Она отчетливо помнила, как тогда, на этом фальшивом празднике, присутствие забавной девчонки сделало все легким и приятным. Она помнила, какую внезапную радость вызывали в ней ее вьющиеся волосики, острый нос, светящееся молодостью лицо. Она несколько раз поэтому подходила к ней во время мероприятия, даже дотронулась до ее локотка, что для нее, брезгливой чопорной и очень церемонной Норы – чрезвычайное происшествие.
Поэтому она и согласилась пойти на очередной фальшивый праздник имени то ли автомобиля, то ли ювелира, увенчать который должна была ненастоящая коррида с гуттаперчевыми быками и тореадорами-трансвеститами. Поэтому она и не ушла оттуда, немедленно почувствовав отчетливую гадливость, что не могла ее обидеть, эту златовласку, не хотела ее расстроить и – может быть, уже тогда, кто знает? – хотела любой ценой побыть рядом с ней как можно дольше.
Что же с тобой происходит, Норочка, несешь невесть что?
Голос его прозвучал пусто и сухо, сделался чужим и безучастным. Это не ранило ее, но как-то обострило болезненность от вот уже четыре часа не перезванивающей Риточки.

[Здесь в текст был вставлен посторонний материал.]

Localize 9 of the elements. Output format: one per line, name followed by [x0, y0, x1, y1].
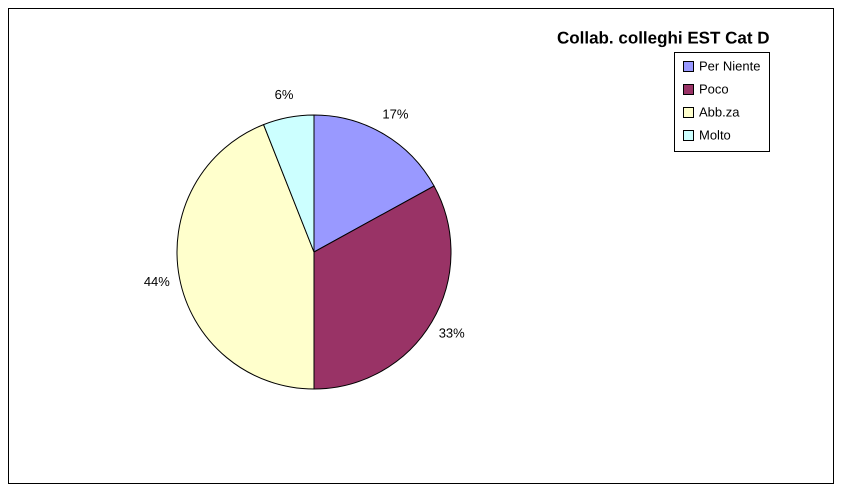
legend-label: Abb.za	[699, 104, 740, 120]
data-label: 6%	[274, 86, 294, 102]
data-label: 44%	[144, 274, 170, 289]
data-label: 33%	[438, 325, 466, 340]
legend-label: Per Niente	[699, 58, 760, 74]
legend-label: Poco	[699, 82, 729, 96]
legend-label: Molto	[699, 128, 731, 142]
data-label: 17%	[382, 106, 409, 122]
chart-title: Collab. colleghi EST Cat D	[556, 28, 770, 48]
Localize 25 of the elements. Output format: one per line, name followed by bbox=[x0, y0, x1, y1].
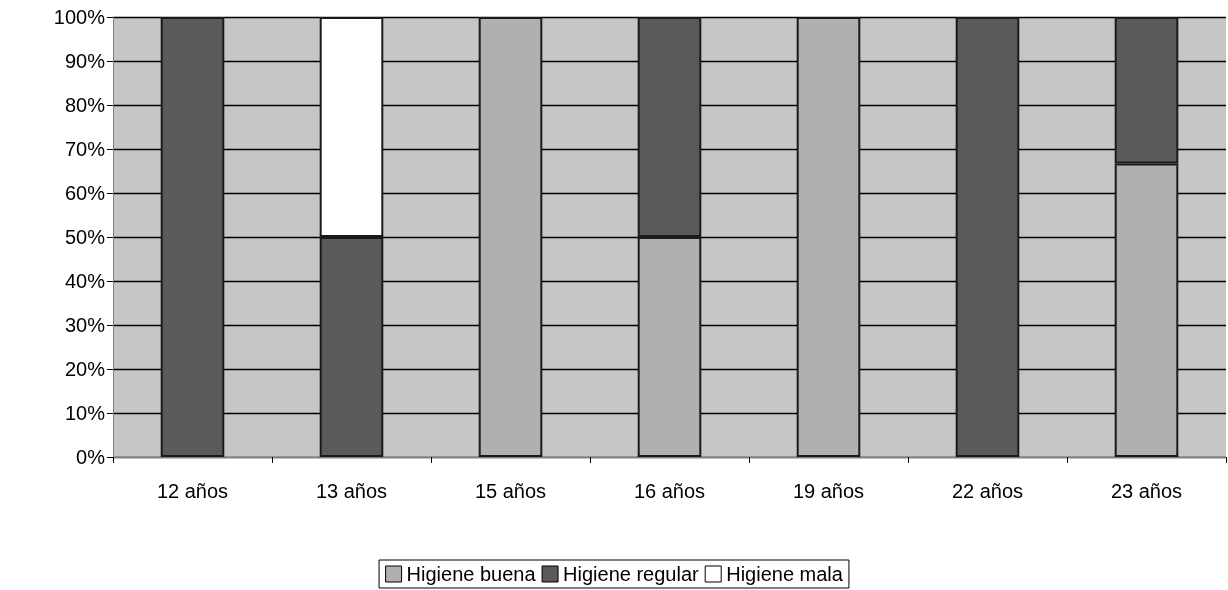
legend-label: Higiene regular bbox=[563, 563, 700, 585]
y-tick-label: 70% bbox=[64, 138, 106, 160]
x-tick-label: 16 años bbox=[633, 480, 706, 502]
x-tick-label: 23 años bbox=[1110, 480, 1183, 502]
legend-label: Higiene mala bbox=[726, 563, 844, 585]
y-tick-label: 0% bbox=[76, 446, 106, 468]
y-tick-label: 100% bbox=[53, 6, 106, 28]
y-tick-label: 10% bbox=[64, 402, 106, 424]
y-tick-label: 50% bbox=[64, 226, 106, 248]
bar bbox=[796, 17, 861, 457]
bar bbox=[478, 17, 543, 457]
x-tick-label: 19 años bbox=[792, 480, 865, 502]
x-tick-label: 12 años bbox=[156, 480, 229, 502]
legend-label: Higiene buena bbox=[406, 563, 537, 585]
bar bbox=[955, 17, 1020, 457]
y-tick-label: 90% bbox=[64, 50, 106, 72]
x-tick-label: 15 años bbox=[474, 480, 547, 502]
x-tick-label: 22 años bbox=[951, 480, 1024, 502]
y-tick-label: 30% bbox=[64, 314, 106, 336]
x-tick-label: 13 años bbox=[315, 480, 388, 502]
y-tick-label: 20% bbox=[64, 358, 106, 380]
y-tick-label: 60% bbox=[64, 182, 106, 204]
bar bbox=[160, 17, 225, 457]
y-tick-label: 80% bbox=[64, 94, 106, 116]
y-tick-label: 40% bbox=[64, 270, 106, 292]
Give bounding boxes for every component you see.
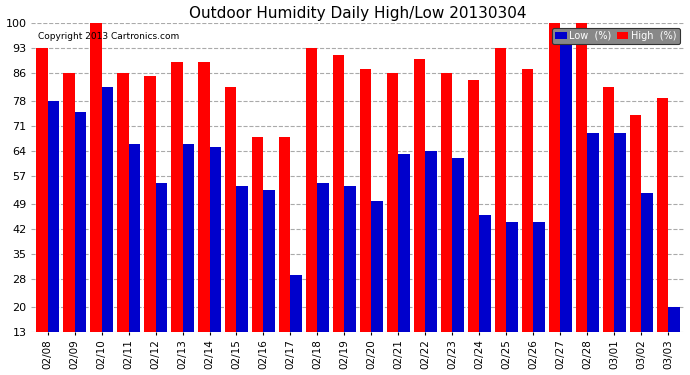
Bar [441, 73, 453, 332]
Bar [426, 151, 437, 332]
Bar [480, 215, 491, 332]
Bar [495, 48, 506, 332]
Bar [155, 183, 167, 332]
Bar [117, 73, 128, 332]
Bar [414, 58, 426, 332]
Bar [549, 23, 560, 332]
Bar [614, 133, 626, 332]
Bar [171, 62, 183, 332]
Bar [522, 69, 533, 332]
Bar [576, 23, 587, 332]
Bar [453, 158, 464, 332]
Bar [506, 222, 518, 332]
Bar [252, 137, 264, 332]
Bar [344, 186, 356, 332]
Bar [225, 87, 237, 332]
Bar [306, 48, 317, 332]
Bar [587, 133, 599, 332]
Bar [101, 87, 113, 332]
Bar [75, 112, 86, 332]
Title: Outdoor Humidity Daily High/Low 20130304: Outdoor Humidity Daily High/Low 20130304 [189, 6, 526, 21]
Bar [603, 87, 614, 332]
Bar [198, 62, 210, 332]
Bar [533, 222, 544, 332]
Bar [37, 48, 48, 332]
Bar [360, 69, 371, 332]
Bar [144, 76, 155, 332]
Bar [468, 80, 480, 332]
Bar [183, 144, 194, 332]
Bar [279, 137, 290, 332]
Bar [668, 307, 680, 332]
Bar [371, 201, 383, 332]
Bar [264, 190, 275, 332]
Bar [398, 154, 410, 332]
Bar [90, 23, 101, 332]
Text: Copyright 2013 Cartronics.com: Copyright 2013 Cartronics.com [38, 32, 179, 41]
Bar [63, 73, 75, 332]
Bar [641, 194, 653, 332]
Bar [630, 116, 641, 332]
Bar [48, 101, 59, 332]
Bar [387, 73, 398, 332]
Bar [290, 275, 302, 332]
Legend: Low  (%), High  (%): Low (%), High (%) [552, 28, 680, 44]
Bar [128, 144, 140, 332]
Bar [560, 30, 571, 332]
Bar [237, 186, 248, 332]
Bar [657, 98, 668, 332]
Bar [317, 183, 329, 332]
Bar [210, 147, 221, 332]
Bar [333, 55, 344, 332]
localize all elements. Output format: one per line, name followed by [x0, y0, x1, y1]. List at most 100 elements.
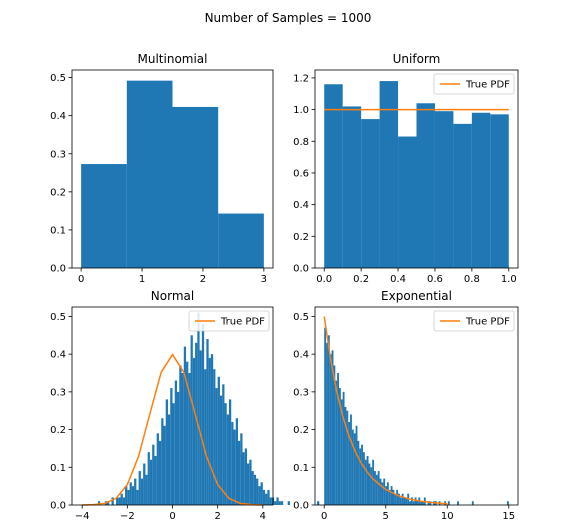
- hist-bar: [219, 395, 223, 505]
- y-tick-label: 0.0: [50, 501, 66, 512]
- hist-bar: [338, 388, 341, 505]
- y-tick-label: 0.5: [50, 73, 66, 84]
- hist-bar: [267, 489, 270, 505]
- hist-bar: [287, 501, 290, 505]
- y-tick-label: 0.4: [50, 350, 66, 361]
- hist-bar: [240, 433, 243, 505]
- hist-bar: [324, 327, 327, 505]
- hist-bar: [177, 391, 180, 505]
- hist-bar: [213, 369, 216, 505]
- legend-box: [433, 73, 515, 95]
- legend: True PDF: [433, 73, 515, 95]
- hist-bar: [233, 429, 236, 505]
- y-tick-label: 0.3: [50, 387, 66, 398]
- hist-bar: [366, 455, 369, 505]
- legend-label: True PDF: [220, 317, 265, 328]
- legend-label: True PDF: [465, 317, 510, 328]
- hist-bar: [262, 489, 266, 505]
- hist-bar: [398, 136, 417, 268]
- hist-bar: [158, 440, 162, 505]
- hist-bar: [278, 501, 281, 505]
- hist-bar: [235, 418, 238, 505]
- hist-bar: [374, 471, 376, 505]
- hist-bar: [434, 111, 454, 269]
- hist-bar: [218, 213, 264, 268]
- hist-bar: [154, 455, 157, 505]
- hist-bar: [427, 501, 430, 505]
- hist-bar: [447, 501, 450, 505]
- hist-bar: [228, 399, 232, 505]
- x-tick-label: 0.0: [316, 274, 332, 285]
- hist-bar: [152, 444, 155, 505]
- y-tick-label: 1.2: [293, 73, 309, 84]
- hist-bar: [351, 429, 354, 505]
- axes-frame: [71, 69, 274, 269]
- x-tick-label: −4: [75, 511, 90, 522]
- hist-bar: [188, 373, 191, 505]
- hist-bar: [143, 463, 146, 505]
- hist-bar: [208, 357, 211, 505]
- hist-bar: [265, 493, 268, 505]
- hist-bar: [181, 373, 184, 505]
- legend-box: [188, 310, 270, 332]
- hist-bar: [372, 459, 375, 505]
- subplot-title: Multinomial: [138, 52, 208, 66]
- hist-bar: [335, 380, 338, 505]
- y-tick-label: 0.2: [293, 232, 309, 243]
- hist-bar: [145, 474, 148, 505]
- hist-bar: [204, 369, 207, 505]
- y-tick-label: 0.2: [50, 187, 66, 198]
- y-tick-label: 0.0: [50, 264, 66, 275]
- x-tick-label: 1.0: [501, 274, 517, 285]
- hist-bar: [179, 365, 182, 505]
- hist-bar: [392, 489, 395, 505]
- hist-bar: [317, 501, 320, 505]
- hist-bar: [361, 444, 363, 505]
- legend-label: True PDF: [465, 80, 510, 91]
- hist-bar: [490, 114, 509, 268]
- x-tick-label: 0: [321, 511, 327, 522]
- hist-bar: [120, 493, 123, 505]
- hist-bar: [210, 354, 214, 505]
- hist-bar: [361, 119, 380, 268]
- subplot-multinomial: Multinomial 0 1 2 3 0.0 0.1 0.2 0.3 0.4 0.5: [50, 52, 274, 285]
- hist-bar: [195, 342, 198, 505]
- hist-bar: [403, 497, 406, 505]
- hist-bar: [364, 459, 367, 505]
- hist-bar: [161, 418, 164, 505]
- hist-bar: [337, 373, 339, 505]
- hist-bar: [377, 471, 380, 505]
- hist-bar: [506, 501, 509, 505]
- hist-bar: [399, 497, 402, 505]
- hist-bar: [410, 497, 413, 505]
- hist-bar: [224, 403, 227, 505]
- hist-bar: [357, 440, 360, 505]
- y-tick-label: 0.3: [50, 149, 66, 160]
- x-tick-label: 2: [214, 511, 220, 522]
- hist-bar: [355, 425, 358, 505]
- hist-bar: [127, 489, 130, 505]
- y-tick-label: 0.1: [293, 463, 309, 474]
- y-tick-label: 0.2: [293, 425, 309, 436]
- hist-bar: [242, 452, 245, 505]
- hist-bar: [350, 414, 352, 505]
- y-tick-label: 0.5: [293, 312, 309, 323]
- hist-bar: [362, 452, 365, 505]
- y-tick-label: 0.2: [50, 425, 66, 436]
- hist-bar: [453, 123, 472, 268]
- hist-bar: [247, 463, 250, 505]
- hist-bar: [333, 365, 336, 505]
- hist-bar: [329, 354, 332, 505]
- y-tick-label: 0.8: [293, 137, 309, 148]
- hist-bar: [125, 486, 128, 505]
- legend-box: [433, 310, 515, 332]
- x-tick-label: 0.6: [427, 274, 443, 285]
- hist-bar: [118, 497, 121, 505]
- hist-bar: [256, 478, 259, 505]
- hist-bar: [394, 493, 397, 505]
- hist-bar: [140, 478, 144, 505]
- x-tick-label: 1: [139, 274, 145, 285]
- hist-bar: [199, 350, 202, 505]
- hist-bar: [381, 482, 384, 505]
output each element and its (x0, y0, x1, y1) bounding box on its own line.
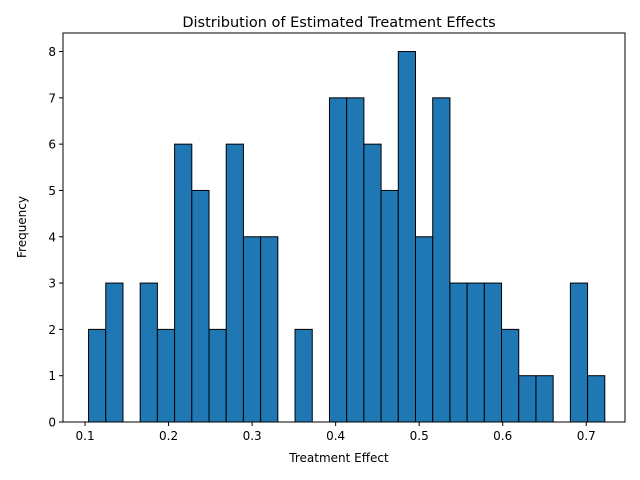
histogram-bar (483, 282, 503, 423)
x-tick-label: 0.1 (76, 429, 95, 443)
histogram-bar (208, 328, 227, 423)
plot-frame (62, 32, 626, 423)
histogram-bar (294, 328, 313, 423)
histogram-bar (449, 282, 468, 423)
histogram-bar (466, 282, 485, 423)
y-axis-label: Frequency (15, 196, 29, 258)
y-tick-label: 5 (48, 184, 56, 198)
x-tick-label: 0.4 (326, 429, 345, 443)
histogram-bar (432, 97, 451, 423)
x-axis-label: Treatment Effect (288, 451, 389, 465)
histogram-bar (518, 375, 537, 423)
histogram-bar (501, 328, 520, 423)
histogram-bar (328, 97, 348, 423)
histogram-bar (191, 189, 210, 423)
chart-title: Distribution of Estimated Treatment Effe… (182, 15, 495, 31)
bars-group (88, 51, 606, 423)
x-tick-label: 0.6 (493, 429, 512, 443)
histogram-bar (260, 236, 279, 423)
histogram-bar (415, 236, 434, 423)
y-axis-ticks: 0 1 2 3 4 5 6 7 8 (48, 45, 63, 430)
histogram-bar (174, 143, 193, 423)
y-tick-label: 8 (48, 45, 56, 59)
y-tick-label: 3 (48, 277, 56, 291)
y-tick-label: 6 (48, 138, 56, 152)
x-axis-ticks: 0.1 0.2 0.3 0.4 0.5 0.6 0.7 (76, 422, 596, 443)
histogram-bar (535, 375, 554, 423)
histogram-bar (363, 143, 382, 423)
x-tick-label: 0.5 (410, 429, 429, 443)
y-tick-label: 2 (48, 323, 56, 337)
x-tick-label: 0.7 (577, 429, 596, 443)
y-tick-label: 1 (48, 369, 56, 383)
histogram-bar (346, 97, 365, 423)
histogram-bar (380, 189, 399, 423)
x-tick-label: 0.2 (159, 429, 178, 443)
histogram-bar (587, 375, 606, 423)
y-tick-label: 4 (48, 230, 56, 244)
histogram-bar (569, 282, 589, 423)
x-tick-label: 0.3 (243, 429, 262, 443)
y-tick-label: 7 (48, 91, 56, 105)
histogram-bar (88, 328, 107, 423)
histogram-bar (397, 51, 417, 423)
y-tick-label: 0 (48, 416, 56, 430)
histogram-bar (139, 282, 158, 423)
histogram-bar (156, 328, 176, 423)
histogram-bar (242, 236, 262, 423)
histogram-bar (225, 143, 244, 423)
histogram-bar (105, 282, 124, 423)
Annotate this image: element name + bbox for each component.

– Я на допросе или на исповеди? – ее правая тонкая и острая, как сабля, бровка внезапно взмыла к середине лба. – Что ты потрошишь меня, как дохлую курицу?!
Он уткнулся глазами в ее пальцы, тонкие, с характерным расширением среднего сустава, почему-то представил себе кастрюлю с вареной курицей, знаменитым еврейским зельем, и внутренне содрогнулся от брезгливости ко всему еврейскому. Это было чужое. Это было враждебное ему чужое.
Хитрость, расчетливость, коварство, корысть.
Западня для каждого, кто попытается распутать сеть. Паутинка, беззащитная, ажурная, очаровательно хрупкая для каждого, кто лишь полюбуется ее трепетанием на солнце, да и смахнет небрежным чуть неуклюжим движением к чертям собачьим.
Норочка не уходила с фальшивого праздника, потому что не хотела расстроить Риту. Рите было восторженно-прекрасно среди организованного ею самою действа.
Сколько тебе платят за всю эту фантасмагорию? – чуть раздраженно спросила ее Нора на обратном пути.
Почему фантасмагорию? – искренне изумилась Рита, обдав Нору такой неподдельной радостью и таким сиянием молодости, что Норе стало даже неловко за свой вопрос. – Это просто праздник, Норочка, знаешь, праздник – этот особое состояние души.
И добавила:
Мне платят три тысячи в месяц.
В этой фразе Нору шокировало все – и Норочка, и состояние души, и три тысячи в месяц.